Изменить размер шрифта:

19

– Все это очень интересно, любезнейший, только мы с тобой немного отвлеклись. Кто бы это мог быть, если не часовщик?

– Известное дело, – продолжал вертеть в руках хитроумный инструмент Матвей Терентьевич. – Медвежатник этот человек грамотный, механику отменно знает, а значит, наукам всяким обучен. Вы бы его, господин начальник, среди грамотеев поискали. Не могу я поверить, чтобы необученные на такое были способны. Здесь соображать нужно.

– Это ты точно подметил, Матвей.

Прихожая у Матвея Терентьевича была обставлена со вкусом. По углам стояли дорогие светильники в виде ангелочков, окна закрывали тяжелые плюшевые портьеры. Аристов развалился в широком кресле, крепкое красное дерево выдержало могучее тело без единого скрипа. Он окинул долгим взглядом дорогую обстановку и подумал, что наверняка, прежде чем отбыть на сахалинскую каторгу, хитрый старик припрятал награбленное золотишко где-нибудь на заброшенном кладбище.

– Матвей, а что, если это твоих рук дело? – неожиданно спросил Аристов, сцепив пальцы в замок. – Я тут прикинул и подумал, кому, как не тебе. Ремесло это тебе очень хорошо знакомо. А может быть, обучил какого-нибудь недотепу, вот он и прокалывает сейфы, как полые орехи. И с тобой делится денежкой за науку.

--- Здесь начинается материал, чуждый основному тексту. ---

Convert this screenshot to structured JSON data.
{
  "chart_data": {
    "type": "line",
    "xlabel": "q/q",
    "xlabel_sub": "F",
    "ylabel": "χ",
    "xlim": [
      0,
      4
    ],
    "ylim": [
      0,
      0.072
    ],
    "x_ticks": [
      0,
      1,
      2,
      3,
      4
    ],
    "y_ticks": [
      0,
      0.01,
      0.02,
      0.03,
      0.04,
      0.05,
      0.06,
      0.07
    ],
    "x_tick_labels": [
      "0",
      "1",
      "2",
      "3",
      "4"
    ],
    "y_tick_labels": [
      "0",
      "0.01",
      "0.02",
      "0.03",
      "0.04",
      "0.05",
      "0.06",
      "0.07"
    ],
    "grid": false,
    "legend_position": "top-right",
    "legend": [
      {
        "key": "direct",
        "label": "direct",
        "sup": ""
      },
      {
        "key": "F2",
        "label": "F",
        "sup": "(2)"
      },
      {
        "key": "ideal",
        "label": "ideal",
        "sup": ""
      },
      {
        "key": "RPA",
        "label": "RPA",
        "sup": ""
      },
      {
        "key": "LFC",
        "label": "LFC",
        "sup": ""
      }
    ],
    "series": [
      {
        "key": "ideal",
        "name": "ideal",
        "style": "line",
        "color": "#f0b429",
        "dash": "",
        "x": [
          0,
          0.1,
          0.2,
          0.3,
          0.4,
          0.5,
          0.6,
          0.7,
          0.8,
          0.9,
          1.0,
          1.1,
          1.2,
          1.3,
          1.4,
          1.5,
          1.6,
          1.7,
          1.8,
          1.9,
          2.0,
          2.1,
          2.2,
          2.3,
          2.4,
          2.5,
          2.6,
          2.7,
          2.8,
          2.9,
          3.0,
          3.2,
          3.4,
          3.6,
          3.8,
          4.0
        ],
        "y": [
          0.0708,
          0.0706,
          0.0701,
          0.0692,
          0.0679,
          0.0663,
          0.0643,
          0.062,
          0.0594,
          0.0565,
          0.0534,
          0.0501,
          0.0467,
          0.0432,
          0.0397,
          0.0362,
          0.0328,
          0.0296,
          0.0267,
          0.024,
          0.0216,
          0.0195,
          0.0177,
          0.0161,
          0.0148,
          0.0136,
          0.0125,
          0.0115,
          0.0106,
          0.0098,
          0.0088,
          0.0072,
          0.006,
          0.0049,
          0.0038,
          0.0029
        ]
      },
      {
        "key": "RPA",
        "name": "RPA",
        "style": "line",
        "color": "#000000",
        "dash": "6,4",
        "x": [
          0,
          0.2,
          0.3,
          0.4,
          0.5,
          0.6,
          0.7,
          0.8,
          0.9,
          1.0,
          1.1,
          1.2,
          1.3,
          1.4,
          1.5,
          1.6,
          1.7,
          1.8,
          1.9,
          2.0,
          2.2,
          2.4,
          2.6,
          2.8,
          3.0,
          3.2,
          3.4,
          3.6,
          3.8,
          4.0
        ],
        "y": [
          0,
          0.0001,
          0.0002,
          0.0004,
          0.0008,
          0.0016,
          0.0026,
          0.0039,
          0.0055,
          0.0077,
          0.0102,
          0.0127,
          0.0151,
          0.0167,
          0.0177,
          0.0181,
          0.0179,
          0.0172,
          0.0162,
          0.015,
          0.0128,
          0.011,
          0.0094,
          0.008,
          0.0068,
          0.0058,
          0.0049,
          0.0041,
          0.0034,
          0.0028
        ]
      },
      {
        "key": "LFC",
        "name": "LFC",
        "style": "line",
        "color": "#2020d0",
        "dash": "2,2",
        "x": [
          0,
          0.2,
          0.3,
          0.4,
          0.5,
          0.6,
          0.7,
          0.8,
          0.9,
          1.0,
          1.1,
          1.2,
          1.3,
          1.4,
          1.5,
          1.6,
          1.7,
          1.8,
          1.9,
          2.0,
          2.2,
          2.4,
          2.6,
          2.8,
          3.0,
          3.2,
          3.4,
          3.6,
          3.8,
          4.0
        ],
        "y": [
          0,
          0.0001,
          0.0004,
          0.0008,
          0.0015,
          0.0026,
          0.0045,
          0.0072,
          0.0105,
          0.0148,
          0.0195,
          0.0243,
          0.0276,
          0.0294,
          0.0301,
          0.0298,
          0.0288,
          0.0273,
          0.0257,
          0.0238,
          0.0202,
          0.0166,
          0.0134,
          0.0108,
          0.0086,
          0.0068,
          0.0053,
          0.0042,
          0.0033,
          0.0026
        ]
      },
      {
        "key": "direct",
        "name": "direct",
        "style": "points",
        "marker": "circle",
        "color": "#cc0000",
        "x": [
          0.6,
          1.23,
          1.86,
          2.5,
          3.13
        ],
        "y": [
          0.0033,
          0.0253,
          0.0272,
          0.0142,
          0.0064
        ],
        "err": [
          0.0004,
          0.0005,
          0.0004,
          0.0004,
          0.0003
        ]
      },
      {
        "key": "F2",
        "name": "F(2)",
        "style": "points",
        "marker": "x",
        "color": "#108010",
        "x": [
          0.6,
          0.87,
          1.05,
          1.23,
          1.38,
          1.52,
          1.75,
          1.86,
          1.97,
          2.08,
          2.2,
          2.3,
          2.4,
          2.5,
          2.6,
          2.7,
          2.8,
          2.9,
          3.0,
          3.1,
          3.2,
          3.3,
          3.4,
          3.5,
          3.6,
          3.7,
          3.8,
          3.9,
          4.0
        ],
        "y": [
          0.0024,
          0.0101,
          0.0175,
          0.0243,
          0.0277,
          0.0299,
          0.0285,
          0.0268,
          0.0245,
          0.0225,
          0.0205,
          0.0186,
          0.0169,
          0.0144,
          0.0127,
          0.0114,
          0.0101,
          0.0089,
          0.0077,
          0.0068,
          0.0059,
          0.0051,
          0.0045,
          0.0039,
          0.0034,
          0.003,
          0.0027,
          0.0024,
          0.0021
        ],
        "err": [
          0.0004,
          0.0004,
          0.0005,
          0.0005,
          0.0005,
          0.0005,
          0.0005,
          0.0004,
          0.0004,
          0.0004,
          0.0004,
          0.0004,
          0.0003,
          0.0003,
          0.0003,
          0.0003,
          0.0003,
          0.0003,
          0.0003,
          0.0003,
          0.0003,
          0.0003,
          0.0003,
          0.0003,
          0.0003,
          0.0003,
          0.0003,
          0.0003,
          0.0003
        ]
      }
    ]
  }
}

Старик стойко выдержал почти насмешливый взгляд, а потом отвечал достойно:

– Не мое это дело, и наговаривать на себя напраслину я не стану. Не для моего скудного ума такая тонкая работа. А потом, если вы знаете, ваше сиятельство, я всегда работал только одной отмычкой и мне ее хватало на замок любой сложности. Здесь же работа потоньше будет. Да и инструментик-то свой я никогда не бросал и все время с собой забирал. Жалко! А здесь, я смотрю, воры-то свой реквизит не пожалели и на месте оставили. Не сходится, ваше сиятельство, такое дело. Не я это.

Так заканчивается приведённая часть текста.